The militants’ latest rout left them with only the dregs of a self-styled “state” that once spanned huge territory in Iraq and Syria, with surviving Daesh fighters melting away into desert hideouts.
Anti-Daesh forces stormed into the town just across the border from Iraq on Wednesday and while fighting was initially reported as fierce, the outcome of one of Daesh’s last major battles was never in doubt.
“Our armed forces units, in cooperation with allied and auxiliary forces, have liberated the town of Albu Kamal in Deir Ezzor province,” a statement carried by the official SANA news agency said.
“Albu Kamal’s liberation is very important because it means the failure of the IS terrorist group in the region,” the army statement said.
The Syrian Observatory for Human Rights, a Britain-based monitor of the war, said much of the fighting had been done by allied militias rather than the regular army.
The capture of Albu Kamal was the last in a string of setbacks that saw Daesh lose its urban bastions of Mosul and Raqqa within a few weeks and its embryonic state shrink to a rump.
Leading the battle for the town were Hezbollah fighters and advisers, as well as fighters from militias, according to Observatory chief Rami Abdel Rahman.
He said that even as Daesh still controlled half of the town and fighting raged earlier Thursday, the militants retained one escape route to the north.
Abdel Rahman confirmed that Albu Kamal had been fully retaken but said that “IS withdrew to desert areas in eastern Deir Ezzor” province, where they are likely to encounter US-backed Kurdish-led fighters.
The militants’ flight from the town, where Daesh leaders used to meet and were once considered untouchable, caps a process which has seen the group relinquish any ambition as a land-holding force and return to the desert to fight a clandestine guerrilla war.
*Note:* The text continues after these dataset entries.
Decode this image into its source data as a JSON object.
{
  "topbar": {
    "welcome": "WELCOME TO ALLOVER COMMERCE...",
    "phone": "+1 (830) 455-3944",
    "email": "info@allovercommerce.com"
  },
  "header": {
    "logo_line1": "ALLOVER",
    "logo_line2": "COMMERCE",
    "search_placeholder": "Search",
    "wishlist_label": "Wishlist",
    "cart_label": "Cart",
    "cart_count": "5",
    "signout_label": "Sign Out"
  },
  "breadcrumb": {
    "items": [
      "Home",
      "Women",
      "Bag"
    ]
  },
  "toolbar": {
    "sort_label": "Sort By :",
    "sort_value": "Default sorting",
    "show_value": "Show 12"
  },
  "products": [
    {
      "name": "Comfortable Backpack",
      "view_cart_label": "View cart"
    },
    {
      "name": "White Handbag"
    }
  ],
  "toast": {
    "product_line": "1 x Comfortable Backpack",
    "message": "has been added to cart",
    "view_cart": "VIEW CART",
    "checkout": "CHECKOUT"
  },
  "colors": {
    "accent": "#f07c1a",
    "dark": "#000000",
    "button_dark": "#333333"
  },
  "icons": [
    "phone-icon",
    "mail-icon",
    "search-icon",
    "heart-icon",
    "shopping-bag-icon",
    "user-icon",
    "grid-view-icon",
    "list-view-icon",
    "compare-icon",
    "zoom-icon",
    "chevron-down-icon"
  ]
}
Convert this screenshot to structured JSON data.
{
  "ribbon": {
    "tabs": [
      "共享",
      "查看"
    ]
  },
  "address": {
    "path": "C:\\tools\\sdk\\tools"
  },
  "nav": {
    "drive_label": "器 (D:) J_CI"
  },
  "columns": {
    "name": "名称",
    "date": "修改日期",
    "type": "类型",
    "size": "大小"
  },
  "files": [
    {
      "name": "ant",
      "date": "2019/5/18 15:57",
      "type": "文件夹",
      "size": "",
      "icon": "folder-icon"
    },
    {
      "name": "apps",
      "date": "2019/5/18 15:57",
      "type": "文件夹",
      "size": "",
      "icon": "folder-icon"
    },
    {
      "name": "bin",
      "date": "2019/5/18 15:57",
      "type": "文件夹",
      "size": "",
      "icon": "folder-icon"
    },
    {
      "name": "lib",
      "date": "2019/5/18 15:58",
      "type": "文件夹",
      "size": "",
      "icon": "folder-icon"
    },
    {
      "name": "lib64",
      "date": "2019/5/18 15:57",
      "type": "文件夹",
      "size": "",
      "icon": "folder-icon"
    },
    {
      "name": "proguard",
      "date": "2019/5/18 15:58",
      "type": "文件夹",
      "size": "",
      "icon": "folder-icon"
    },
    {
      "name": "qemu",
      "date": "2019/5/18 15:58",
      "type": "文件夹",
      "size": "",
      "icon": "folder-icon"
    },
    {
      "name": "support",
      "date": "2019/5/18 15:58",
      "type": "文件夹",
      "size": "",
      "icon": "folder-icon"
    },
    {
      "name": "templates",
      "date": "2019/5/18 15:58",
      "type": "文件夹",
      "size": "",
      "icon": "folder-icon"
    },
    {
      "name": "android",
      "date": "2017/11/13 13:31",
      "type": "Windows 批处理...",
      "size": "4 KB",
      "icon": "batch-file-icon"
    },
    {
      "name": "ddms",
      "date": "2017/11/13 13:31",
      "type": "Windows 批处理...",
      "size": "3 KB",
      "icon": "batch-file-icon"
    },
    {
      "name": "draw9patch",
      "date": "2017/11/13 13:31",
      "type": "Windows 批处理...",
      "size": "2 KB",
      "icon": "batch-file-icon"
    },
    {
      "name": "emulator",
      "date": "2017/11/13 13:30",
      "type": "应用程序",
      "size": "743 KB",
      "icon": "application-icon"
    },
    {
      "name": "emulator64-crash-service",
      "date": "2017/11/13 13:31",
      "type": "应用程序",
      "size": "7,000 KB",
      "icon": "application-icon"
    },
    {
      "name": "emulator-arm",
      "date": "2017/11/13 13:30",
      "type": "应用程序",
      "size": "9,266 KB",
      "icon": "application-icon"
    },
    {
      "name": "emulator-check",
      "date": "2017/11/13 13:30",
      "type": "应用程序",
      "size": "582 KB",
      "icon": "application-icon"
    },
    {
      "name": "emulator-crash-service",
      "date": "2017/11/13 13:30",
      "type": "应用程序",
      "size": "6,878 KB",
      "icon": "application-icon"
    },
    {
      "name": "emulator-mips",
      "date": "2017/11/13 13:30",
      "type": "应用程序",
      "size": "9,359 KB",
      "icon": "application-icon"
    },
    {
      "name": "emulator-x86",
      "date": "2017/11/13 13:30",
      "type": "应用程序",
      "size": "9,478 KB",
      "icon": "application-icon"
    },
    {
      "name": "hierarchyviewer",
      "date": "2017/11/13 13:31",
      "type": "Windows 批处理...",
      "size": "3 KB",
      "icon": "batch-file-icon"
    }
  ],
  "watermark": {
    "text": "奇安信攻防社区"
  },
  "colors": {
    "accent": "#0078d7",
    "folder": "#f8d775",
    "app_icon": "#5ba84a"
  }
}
Many of the group’s top leaders have been killed as Syrian and Iraqi forces with backing from Russia, Iran and a US-led coalition rolled back the territorial losses that saw the militants declare a “caliphate” roughly the size of Britain in 2014.
But the whereabouts of the first among them, self-proclaimed “caliph” Abu Bakr al-Baghdadi, remains unclear. He has been reported killed or wounded many times but Daesh has never offered ay confirmation.
The capture of the group’s last urban stronghold had always looked to be a matter of days after Syrian forces last week retook provincial capital Deir Ezzor and Iraqi forces reconquered Albu Kamal’s twin town of Al-Qaim just over the border.
There was little to slow the advance of the Syrian and its allies after their victories further up the Euphrates valley, but while the military phase of the fight against Daesh was nearing its end, the humanitarian crisis it sparked was still in full swing.
“In the last few weeks, an estimated 120,000 people were displaced from Albu Kamal,” the United Nations’ humanitarian affairs office in Damascus said.
Daesh still has a small presence in the east of Homs province, in the southern outskirts of Damascus and in the southern province of Daraa.
It also holds the small Iraqi town of Rawa down the Euphrates valley from Al-Qaim.
A rival militant alliance led by Al-Qaeda’s former Syria affiliate controls much of the northwestern province of Idlib and adjacent areas as well as pockets of territory elsewhere.
It has come under attack by Russian-backed government forces and by Turkish-backed rebels.